The problem seems to only occur when using long variables as start and end for the range.
For instance if we use rv::iota(begin, end) with either int begin{0}, end{5} (whether signed or unsigned) the problem disappears.
Is this a simple bug at the compiler level or is there something deeper preventing it from matching the correct type?
The type of idx is the difference_type of the iota view.
You are using the type std::size_t for the arguments to iota. Probably std::size_t has 64 bit width on your system and that is probably also the maximum width of any integer type on your system.
The problem now is that difference_type for the iota view cannot also be a 64 bit width type, since such a type wouldn't be able hold the difference between any two items in the range.

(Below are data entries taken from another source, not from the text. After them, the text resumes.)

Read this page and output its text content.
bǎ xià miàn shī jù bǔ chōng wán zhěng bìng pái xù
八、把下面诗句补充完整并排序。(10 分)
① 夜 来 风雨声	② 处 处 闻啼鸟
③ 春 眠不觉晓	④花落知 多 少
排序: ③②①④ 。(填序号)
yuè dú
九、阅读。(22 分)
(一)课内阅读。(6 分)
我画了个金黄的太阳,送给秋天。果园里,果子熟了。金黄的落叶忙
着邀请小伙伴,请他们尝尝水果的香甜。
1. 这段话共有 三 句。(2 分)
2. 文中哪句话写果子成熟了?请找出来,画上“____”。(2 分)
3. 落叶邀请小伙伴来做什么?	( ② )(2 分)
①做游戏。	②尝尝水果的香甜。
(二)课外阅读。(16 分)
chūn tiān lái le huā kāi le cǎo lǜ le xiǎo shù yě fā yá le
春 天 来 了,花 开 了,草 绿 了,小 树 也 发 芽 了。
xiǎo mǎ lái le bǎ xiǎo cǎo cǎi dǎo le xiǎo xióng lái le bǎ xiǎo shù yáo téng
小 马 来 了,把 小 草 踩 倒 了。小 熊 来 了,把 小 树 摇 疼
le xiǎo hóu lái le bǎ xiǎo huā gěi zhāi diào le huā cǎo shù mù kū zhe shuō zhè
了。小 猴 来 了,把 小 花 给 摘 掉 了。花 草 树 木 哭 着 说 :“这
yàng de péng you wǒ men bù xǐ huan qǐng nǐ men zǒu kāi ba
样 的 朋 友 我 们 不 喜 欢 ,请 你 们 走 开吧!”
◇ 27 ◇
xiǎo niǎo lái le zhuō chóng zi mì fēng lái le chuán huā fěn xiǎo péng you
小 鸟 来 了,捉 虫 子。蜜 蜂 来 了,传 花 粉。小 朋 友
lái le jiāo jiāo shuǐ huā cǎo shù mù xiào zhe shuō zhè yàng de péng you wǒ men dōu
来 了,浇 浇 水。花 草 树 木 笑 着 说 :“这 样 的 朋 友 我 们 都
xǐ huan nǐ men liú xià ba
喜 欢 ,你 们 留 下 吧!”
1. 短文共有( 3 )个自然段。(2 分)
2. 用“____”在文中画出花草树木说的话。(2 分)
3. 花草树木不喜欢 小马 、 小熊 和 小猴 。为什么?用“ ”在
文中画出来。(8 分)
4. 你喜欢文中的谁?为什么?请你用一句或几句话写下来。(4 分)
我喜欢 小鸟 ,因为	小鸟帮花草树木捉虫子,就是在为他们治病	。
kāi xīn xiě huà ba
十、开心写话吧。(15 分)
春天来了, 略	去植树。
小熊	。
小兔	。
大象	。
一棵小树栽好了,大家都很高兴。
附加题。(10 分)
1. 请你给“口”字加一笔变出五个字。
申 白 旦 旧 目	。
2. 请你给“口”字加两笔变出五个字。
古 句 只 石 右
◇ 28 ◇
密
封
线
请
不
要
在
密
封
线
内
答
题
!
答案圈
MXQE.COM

Therefore iota is specified to have a difference_type that has larger width than the width of the element type. If a signed integer type with that property exists, then difference_type will be a signed integer type. If such an integer doesn't exits, then difference_type will be a signed-integer-like type with sufficient width, i.e. a type that behaves in certain important ways like a signed integer type, but isn't one.
It could be e.g. a class type with properly overloaded operators or, as you are seeing, some implementation-specific type that is not considered an integer type, but has similar behavior. (Actually, whether GCC considers __int128 an extended integer type or not depends on whether you use -std=gnu++23 or -std=c++23.)
For a list of properties these types need to satisfy see [iterator.concept.winc].
However, std::ostream::operator<< is overloaded only for the standard integer types. idx's type therefore doesn't have an exactly matching overload if it is only a signed-integer-like type.
You get the ambiguity error because the concrete type the implementation chose for idx, i.e. __in128_t, is implicitly convertible to all of the standard signed integer types with same conversion rank. (That would also be the case if __int128_t was considered an (extended) signed integer type.) However, this is an implementation detail. It isn't even guaranteed that the signed-intger-like type is implicitly convertible to any of the integer types (because they all have smaller width).
The explicit conversion with e.g. static_cast or a C-style cast is guaranteed to work to any integer type, but risks narrowing the result.
So there is no compiler bug here. This is the allowed behavior and you can't rely on being able to print idx with operator<< directly.
If you intent iota to only consider a range of 0 to 5, the easiest solution would be to not use type std::size_t, but a smaller type of sufficient size instead, e.g. rv::iota(0, 5) if you know that int is 32 bit and you are on a 64 bit system.
If you do not intent to risk narrowing and you don't want to rely on knowing that there is a standard integer type with larger width on your system, then you'll have to convert the value of idx to a decimal string representation yourself. The usual arithmetic operators are guaranteed to work on the signed-integer-like type as expected, so that this is possible. But I don't think there is currently any standard library function that converts any signed-integer-like type to a decimal string representation.